How to develop software with AI in 2025

On this page

Since December 2022, I’ve been experimenting with AI for coding. The first tools were clunky and required copy‑pasting between a chatbot and an editor. Then GitHub Copilot and similar products brought AI into editors like VSCode. That in‑editor experience feels like pair programming with a remote teammate—except your partner is a prediction engine (LLM).

In 2025, “vibe coding” is a real trend: assembling software with AI in the loop. Agentic tools like Claude Code, Codex, and Amp CLI are becoming common. Living in the San Francisco Bay Area over the past three years, I’ve seen this shift up close.
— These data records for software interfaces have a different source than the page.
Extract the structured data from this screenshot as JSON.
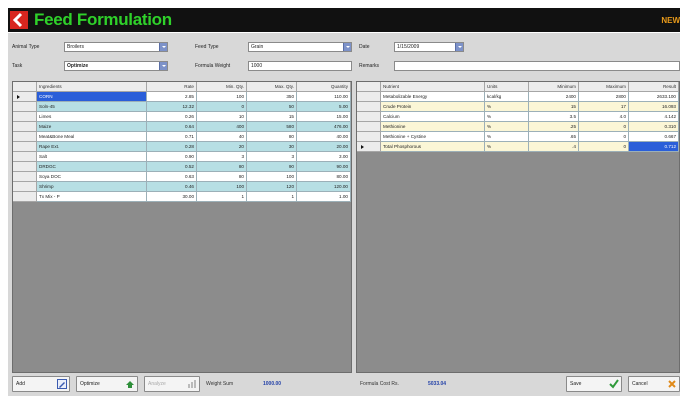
{
  "app": {
    "title": "Feed Formulation",
    "corner_text": "NEW"
  },
  "form": {
    "animal_type_label": "Animal Type",
    "animal_type_value": "Broilers",
    "feed_type_label": "Feed Type",
    "feed_type_value": "Grain",
    "date_label": "Date",
    "date_value": "1/15/2009",
    "task_label": "Task",
    "task_value": "Optimize",
    "formula_weight_label": "Formula Weight",
    "formula_weight_value": "1000",
    "remarks_label": "Remarks",
    "remarks_value": ""
  },
  "ingredients": {
    "headers": [
      "Ingredients",
      "Rate",
      "Min. Qty.",
      "Max. Qty.",
      "Quantity"
    ],
    "rows": [
      {
        "name": "CORN",
        "rate": "2.85",
        "min": "100",
        "max": "350",
        "qty": "110.00"
      },
      {
        "name": "Soln-45",
        "rate": "12.32",
        "min": "0",
        "max": "50",
        "qty": "5.00"
      },
      {
        "name": "Limes",
        "rate": "0.26",
        "min": "10",
        "max": "15",
        "qty": "15.00"
      },
      {
        "name": "Maize",
        "rate": "0.64",
        "min": "400",
        "max": "580",
        "qty": "476.00"
      },
      {
        "name": "Meat&Bone Meal",
        "rate": "0.71",
        "min": "40",
        "max": "80",
        "qty": "40.00"
      },
      {
        "name": "Rape Ext.",
        "rate": "0.28",
        "min": "20",
        "max": "30",
        "qty": "20.00"
      },
      {
        "name": "Salt",
        "rate": "0.90",
        "min": "3",
        "max": "3",
        "qty": "3.00"
      },
      {
        "name": "DRDGC",
        "rate": "0.52",
        "min": "80",
        "max": "90",
        "qty": "90.00"
      },
      {
        "name": "Soya DOC",
        "rate": "0.63",
        "min": "80",
        "max": "100",
        "qty": "80.00"
      },
      {
        "name": "Shrimp",
        "rate": "0.46",
        "min": "100",
        "max": "120",
        "qty": "120.00"
      },
      {
        "name": "Tx Mix - P",
        "rate": "30.00",
        "min": "1",
        "max": "1",
        "qty": "1.00"
      }
    ]
  },
  "nutrients": {
    "headers": [
      "Nutrient",
      "Units",
      "Minimum",
      "Maximum",
      "Result"
    ],
    "rows": [
      {
        "name": "Metabolizable Energy",
        "units": "kcal/kg",
        "min": "2400",
        "max": "2800",
        "result": "2633.100"
      },
      {
        "name": "Crude Protein",
        "units": "%",
        "min": "15",
        "max": "17",
        "result": "16.093"
      },
      {
        "name": "Calcium",
        "units": "%",
        "min": "3.5",
        "max": "4.0",
        "result": "4.142"
      },
      {
        "name": "Methionine",
        "units": "%",
        "min": ".25",
        "max": "0",
        "result": "0.310"
      },
      {
        "name": "Methionine + Cystine",
        "units": "%",
        "min": ".65",
        "max": "0",
        "result": "0.667"
      },
      {
        "name": "Total Phosphorous",
        "units": "%",
        "min": ".4",
        "max": "0",
        "result": "0.712"
      }
    ]
  },
  "toolbar": {
    "add_label": "Add",
    "optimize_label": "Optimize",
    "analyze_label": "Analyze",
    "weight_sum_label": "Weight Sum",
    "weight_sum_value": "1000.00",
    "formula_cost_label": "Formula Cost  Rs.",
    "formula_cost_value": "5033.04",
    "save_label": "Save",
    "cancel_label": "Cancel"
  },
  "colors": {
    "title_green": "#2fd12a",
    "accent_red": "#d8261f",
    "selection_blue": "#2a5ed9",
    "row_tint": "#b7dfe4",
    "cream": "#fbf6d6"
  },
  "icons": [
    "logo-icon",
    "chevron-down-icon",
    "row-pointer-icon",
    "pencil-icon",
    "gear-icon",
    "chart-icon",
    "check-icon",
    "cancel-icon"
  ]
}
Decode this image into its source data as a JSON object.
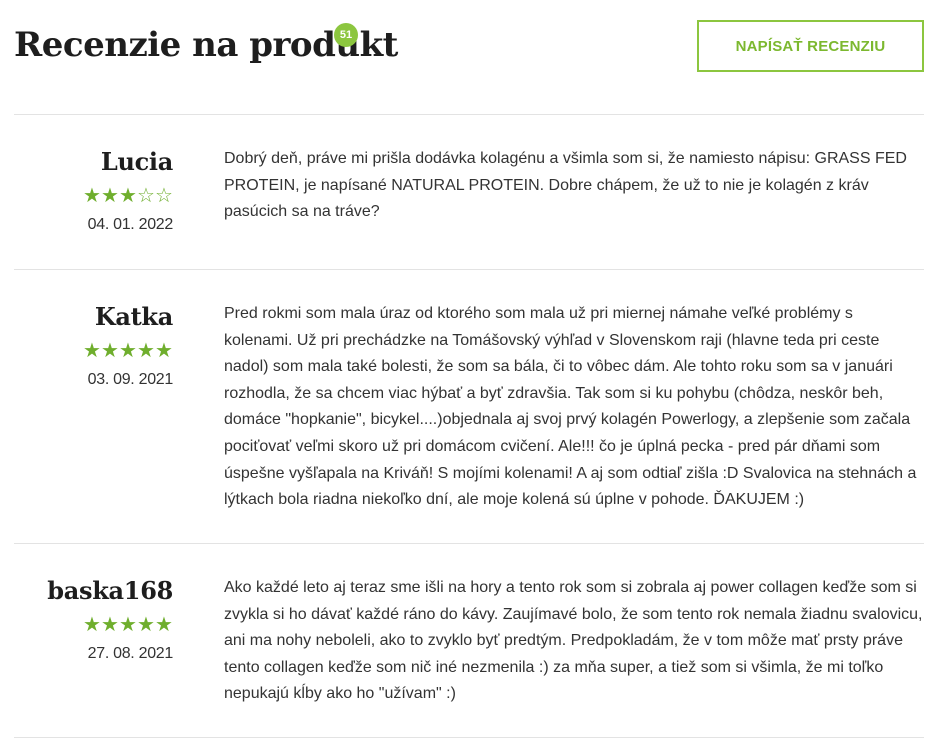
{
  "header": {
    "title": "Recenzie na produkt",
    "count": "51",
    "write_button": "NAPÍSAŤ RECENZIU"
  },
  "colors": {
    "accent": "#8cc63f",
    "star": "#6fae2d"
  },
  "reviews": [
    {
      "name": "Lucia",
      "rating": 3,
      "max_rating": 5,
      "date": "04. 01. 2022",
      "text": "Dobrý deň, práve mi prišla dodávka kolagénu a všimla som si, že namiesto nápisu: GRASS FED PROTEIN, je napísané NATURAL PROTEIN. Dobre chápem, že už to nie je kolagén z kráv pasúcich sa na tráve?"
    },
    {
      "name": "Katka",
      "rating": 5,
      "max_rating": 5,
      "date": "03. 09. 2021",
      "text": "Pred rokmi som mala úraz od ktorého som mala už pri miernej námahe veľké problémy s kolenami. Už pri prechádzke na Tomášovský výhľad v Slovenskom raji (hlavne teda pri ceste nadol) som mala také bolesti, že som sa bála, či to vôbec dám. Ale tohto roku som sa v januári rozhodla, že sa chcem viac hýbať a byť zdravšia. Tak som si ku pohybu (chôdza, neskôr beh, domáce \"hopkanie\", bicykel....)objednala aj svoj prvý kolagén Powerlogy, a zlepšenie som začala pociťovať veľmi skoro už pri domácom cvičení. Ale!!! čo je úplná pecka - pred pár dňami som úspešne vyšľapala na Kriváň! S mojími kolenami! A aj som odtiaľ zišla :D Svalovica na stehnách a lýtkach bola riadna niekoľko dní, ale moje kolená sú úplne v pohode. ĎAKUJEM :)"
    },
    {
      "name": "baska168",
      "rating": 5,
      "max_rating": 5,
      "date": "27. 08. 2021",
      "text": "Ako každé leto aj teraz sme išli na hory a tento rok som si zobrala aj power collagen keďže som si zvykla si ho dávať každé ráno do kávy. Zaujímavé bolo, že som tento rok nemala žiadnu svalovicu, ani ma nohy neboleli, ako to zvyklo byť predtým. Predpokladám, že v tom môže mať prsty práve tento collagen keďže som nič iné nezmenila :) za mňa super, a tiež som si všimla, že mi toľko nepukajú kĺby ako ho \"užívam\" :)"
    }
  ]
}
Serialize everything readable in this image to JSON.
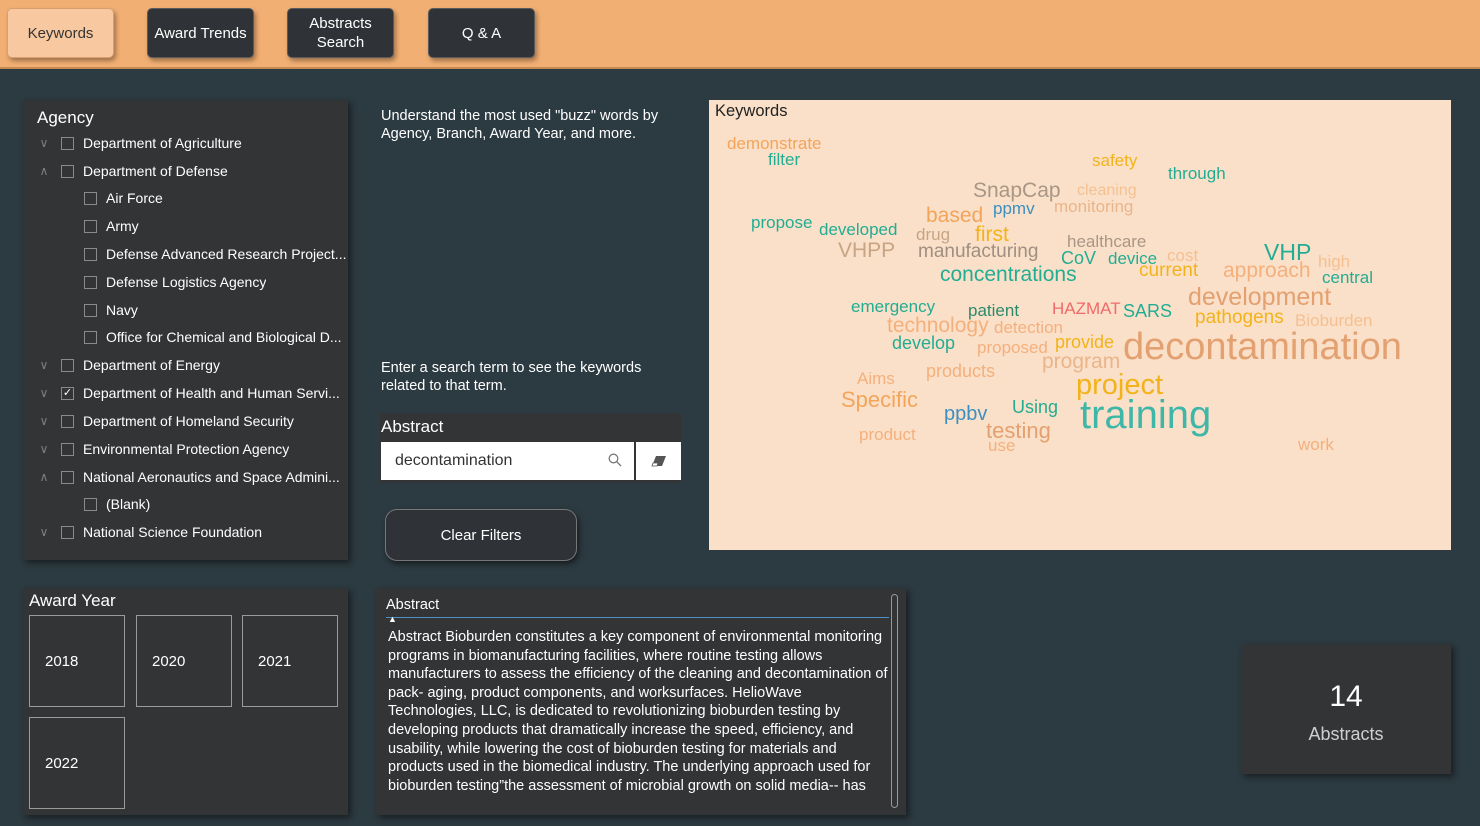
{
  "nav": {
    "buttons": [
      {
        "label": "Keywords"
      },
      {
        "label": "Award Trends"
      },
      {
        "label": "Abstracts\nSearch"
      },
      {
        "label": "Q & A"
      }
    ]
  },
  "agency": {
    "title": "Agency",
    "items": [
      {
        "label": "Department of Agriculture",
        "checked": false
      },
      {
        "label": "Department of Defense",
        "checked": false
      },
      {
        "label": "Air Force",
        "checked": false
      },
      {
        "label": "Army",
        "checked": false
      },
      {
        "label": "Defense Advanced Research Project...",
        "checked": false
      },
      {
        "label": "Defense Logistics Agency",
        "checked": false
      },
      {
        "label": "Navy",
        "checked": false
      },
      {
        "label": "Office for Chemical and Biological D...",
        "checked": false
      },
      {
        "label": "Department of Energy",
        "checked": false
      },
      {
        "label": "Department of Health and Human Servi...",
        "checked": true
      },
      {
        "label": "Department of Homeland Security",
        "checked": false
      },
      {
        "label": "Environmental Protection Agency",
        "checked": false
      },
      {
        "label": "National Aeronautics and Space Admini...",
        "checked": false
      },
      {
        "label": "(Blank)",
        "checked": false
      },
      {
        "label": "National Science Foundation",
        "checked": false
      }
    ]
  },
  "intro": {
    "text1": "Understand the most used \"buzz\" words by Agency, Branch, Award Year, and more.",
    "text2": "Enter a search term to see the keywords related to that term."
  },
  "search": {
    "label": "Abstract",
    "value": "decontamination"
  },
  "clear_filters": "Clear Filters",
  "cloud": {
    "title": "Keywords",
    "colors": {
      "teal": "#22ad93",
      "orange": "#f3a45a",
      "gold": "#f2b31a",
      "tan": "#c7a484",
      "gray": "#9f8f82",
      "blue": "#3d8fc0",
      "pink": "#ef6a6a",
      "darkgreen": "#2c8a6a",
      "lightorange": "#f4b07c"
    },
    "words": [
      {
        "text": "demonstrate",
        "color": "#f3a45a"
      },
      {
        "text": "filter",
        "color": "#22ad93"
      },
      {
        "text": "safety",
        "color": "#f2b31a"
      },
      {
        "text": "through",
        "color": "#22ad93"
      },
      {
        "text": "SnapCap",
        "color": "#a89686"
      },
      {
        "text": "cleaning",
        "color": "#f4c090"
      },
      {
        "text": "ppmv",
        "color": "#3d8fc0"
      },
      {
        "text": "monitoring",
        "color": "#e9b58b"
      },
      {
        "text": "based",
        "color": "#f3a45a"
      },
      {
        "text": "propose",
        "color": "#22ad93"
      },
      {
        "text": "developed",
        "color": "#22ad93"
      },
      {
        "text": "drug",
        "color": "#c7a484"
      },
      {
        "text": "first",
        "color": "#f2b31a"
      },
      {
        "text": "healthcare",
        "color": "#a89686"
      },
      {
        "text": "VHPP",
        "color": "#c7a484"
      },
      {
        "text": "manufacturing",
        "color": "#9f8f82"
      },
      {
        "text": "CoV",
        "color": "#22ad93"
      },
      {
        "text": "device",
        "color": "#22ad93"
      },
      {
        "text": "cost",
        "color": "#f4c090"
      },
      {
        "text": "VHP",
        "color": "#22ad93"
      },
      {
        "text": "high",
        "color": "#f4c090"
      },
      {
        "text": "current",
        "color": "#f2b31a"
      },
      {
        "text": "approach",
        "color": "#f4b07c"
      },
      {
        "text": "central",
        "color": "#22ad93"
      },
      {
        "text": "concentrations",
        "color": "#22ad93"
      },
      {
        "text": "development",
        "color": "#e3a070"
      },
      {
        "text": "emergency",
        "color": "#22ad93"
      },
      {
        "text": "patient",
        "color": "#2c8a6a"
      },
      {
        "text": "HAZMAT",
        "color": "#ef6a6a"
      },
      {
        "text": "SARS",
        "color": "#22ad93"
      },
      {
        "text": "pathogens",
        "color": "#f2b31a"
      },
      {
        "text": "Bioburden",
        "color": "#f4c090"
      },
      {
        "text": "technology",
        "color": "#f4b07c"
      },
      {
        "text": "detection",
        "color": "#f4b07c"
      },
      {
        "text": "develop",
        "color": "#22ad93"
      },
      {
        "text": "proposed",
        "color": "#f4b07c"
      },
      {
        "text": "provide",
        "color": "#f2b31a"
      },
      {
        "text": "program",
        "color": "#e9b58b"
      },
      {
        "text": "decontamination",
        "color": "#e3a070"
      },
      {
        "text": "Aims",
        "color": "#f4b07c"
      },
      {
        "text": "products",
        "color": "#f4b07c"
      },
      {
        "text": "project",
        "color": "#f2b31a"
      },
      {
        "text": "Specific",
        "color": "#f3a45a"
      },
      {
        "text": "ppbv",
        "color": "#3d8fc0"
      },
      {
        "text": "Using",
        "color": "#22ad93"
      },
      {
        "text": "training",
        "color": "#3fb7a8"
      },
      {
        "text": "testing",
        "color": "#e3a070"
      },
      {
        "text": "use",
        "color": "#f4b07c"
      },
      {
        "text": "product",
        "color": "#f4b07c"
      },
      {
        "text": "work",
        "color": "#f4b07c"
      }
    ]
  },
  "award_year": {
    "title": "Award Year",
    "years": [
      "2018",
      "2020",
      "2021",
      "2022"
    ]
  },
  "abstract_table": {
    "header": "Abstract",
    "text": "Abstract Bioburden constitutes a key component of environmental monitoring programs in biomanufacturing facilities, where routine testing allows manufacturers to assess the efficiency of the cleaning and decontamination of pack- aging, product components, and worksurfaces. HelioWave Technologies, LLC, is dedicated to revolutionizing bioburden testing by developing products that dramatically increase the speed, efficiency, and usability, while lowering the cost of bioburden testing for materials and products used in the biomedical industry. The underlying approach used for bioburden testing”the assessment of microbial growth on solid media-- has"
  },
  "card": {
    "value": "14",
    "label": "Abstracts"
  }
}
I use AI in three practical modes:

  1. AI as a co‑pilot
  2. AI as a debugger
  3. AI as a time saver

This post covers how I use each mode and the pitfalls to avoid. I won’t get into topics like what your CLAUDE.md should look like—that’s for another time.

AI as a Co-pilot🔗

A co‑pilot assists the captain with takeoff and landing, monitors conditions, and communicates with controllers. Similarly, AI can share the workload for parts of a codebase and utility work. But as the captain, you still need to confirm:

  1. Is the output acceptable quality?
  2. Does it follow existing paradigms and dependencies?
  3. Is it secure?
  4. Could it lead to destructive operations?

Current AI systems are weak at reasoning about second‑ and third‑order consequences. That responsibility stays with you, and it’s the core skill of effective AI‑assisted development.

Tips for reviewing AI work as a co‑pilot🔗

  • Look for inefficient operations.
  • Look for dangerous operations.
  • Look for new dependencies.

AI as a Debugger🔗

AI is excellent at debugging unfamiliar code or configuration. Humans debug sequentially—one issue at a time. AI can scan a problem and surface multiple issues in one pass. That’s where it delivers the most value.

It’s also a learning opportunity. I keep a journal of issues AI finds and fixes, then slow down to understand the root cause before moving on.

Tips while using AI as a debugger🔗

  • Slow down.
  • Understand the conditions that led to failure.

AI as a Time Saver🔗

AI saves time on workflows that are slow to set up but easy to abandon. Examples include switching laptops, rebuilding dev environments, or repeating tasks (Dockerfiles, GitHub Actions, shell scripts). I used AI to create a Docker image for an Ubuntu dev box with all the right tools—something that would have taken much longer manually.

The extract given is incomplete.